Da tritt Thomas Puppe mit Zipfelmütze als Mensch-ärgere-dich-nicht-Figur auf und beklagt sich: „Keiner will mehr mit mir spielen, man hat mich rausgeschmissen.“ Das ist doppeldeutig. „Mit diesem Spiel lernte man zu verlieren“, so Puppe, „doch wer will denn heute noch verlieren.“ Und als Spielfigur freue er sich auf den nächsten großen Stromausfall, der alle Smartphones und Computer außer Kraft setzt. Als bekiffter Lehrer löste er Kreuzworträtsel noch mit Hilfe eines Lexikons und wunderte sich, dass junge Leute, befragt nach ihrem Berufswunsch, immer häufiger antworten: „Irgendwas mit Medien.“ Thomas Puppe trat als Koch auf, dem eine Bingokugel in die Küche gerollt war und meinte, bei uns essen nur Ortsfremde, und die vier Sterne an der Tür stammen von der Tiefkühltruhe. Mit den Worten „Geld hoch, Hände her“ überfiel er als maskierter Räuber die fröhliche Bingorunde. Als Finanzbeamter nahm Thomas Puppe die Besteuerung direkt an der Quelle vor, dort, wo das Geld gewonnen wird, denn Spitzengewinne bringen Spitzensteuern.

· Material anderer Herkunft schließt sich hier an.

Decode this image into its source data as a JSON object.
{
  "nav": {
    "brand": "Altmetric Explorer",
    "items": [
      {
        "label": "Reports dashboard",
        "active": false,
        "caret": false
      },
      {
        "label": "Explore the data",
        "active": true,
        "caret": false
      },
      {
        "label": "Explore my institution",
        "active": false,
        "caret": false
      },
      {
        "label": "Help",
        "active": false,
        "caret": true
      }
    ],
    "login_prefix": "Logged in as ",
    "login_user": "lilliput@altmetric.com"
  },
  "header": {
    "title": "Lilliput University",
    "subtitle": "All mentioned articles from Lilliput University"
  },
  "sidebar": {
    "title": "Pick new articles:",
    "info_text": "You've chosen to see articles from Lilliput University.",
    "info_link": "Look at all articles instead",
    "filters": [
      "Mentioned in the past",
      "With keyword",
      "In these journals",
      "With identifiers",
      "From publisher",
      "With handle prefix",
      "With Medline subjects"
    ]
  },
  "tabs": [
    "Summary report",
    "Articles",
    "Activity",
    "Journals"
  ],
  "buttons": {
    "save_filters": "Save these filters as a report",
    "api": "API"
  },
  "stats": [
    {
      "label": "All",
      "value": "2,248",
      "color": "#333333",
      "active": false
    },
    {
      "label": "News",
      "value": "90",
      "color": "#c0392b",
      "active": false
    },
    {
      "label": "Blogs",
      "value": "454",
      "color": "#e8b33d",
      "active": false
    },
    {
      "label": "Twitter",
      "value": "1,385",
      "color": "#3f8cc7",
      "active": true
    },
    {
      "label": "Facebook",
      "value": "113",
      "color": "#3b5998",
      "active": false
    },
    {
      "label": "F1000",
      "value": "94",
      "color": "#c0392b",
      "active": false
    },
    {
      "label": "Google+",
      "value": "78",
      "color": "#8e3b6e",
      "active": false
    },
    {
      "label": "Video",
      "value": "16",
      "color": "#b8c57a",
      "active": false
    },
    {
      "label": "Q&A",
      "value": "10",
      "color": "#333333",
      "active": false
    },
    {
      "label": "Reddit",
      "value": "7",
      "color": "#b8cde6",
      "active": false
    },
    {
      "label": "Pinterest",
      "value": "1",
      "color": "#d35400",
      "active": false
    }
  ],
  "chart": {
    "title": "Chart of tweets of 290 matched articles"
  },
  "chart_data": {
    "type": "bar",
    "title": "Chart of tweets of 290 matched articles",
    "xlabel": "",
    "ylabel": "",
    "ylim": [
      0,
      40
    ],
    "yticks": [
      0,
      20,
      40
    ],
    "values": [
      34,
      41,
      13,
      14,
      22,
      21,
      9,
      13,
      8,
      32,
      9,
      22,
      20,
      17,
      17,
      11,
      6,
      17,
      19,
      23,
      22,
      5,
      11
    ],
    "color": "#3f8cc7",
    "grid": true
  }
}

Das neue Programm der Nörgelsäcke zeigt einen Thomas Puppe, der will nur spielen. Und das kann er als Kabarettist in diesem Nummernprogramm genüsslich tun. Das Programm ist lustig und empfehlenswert. Von politischer Brisanz ist es nicht. Wen wundert es. Die Leute wollen etwas zu Lachen haben.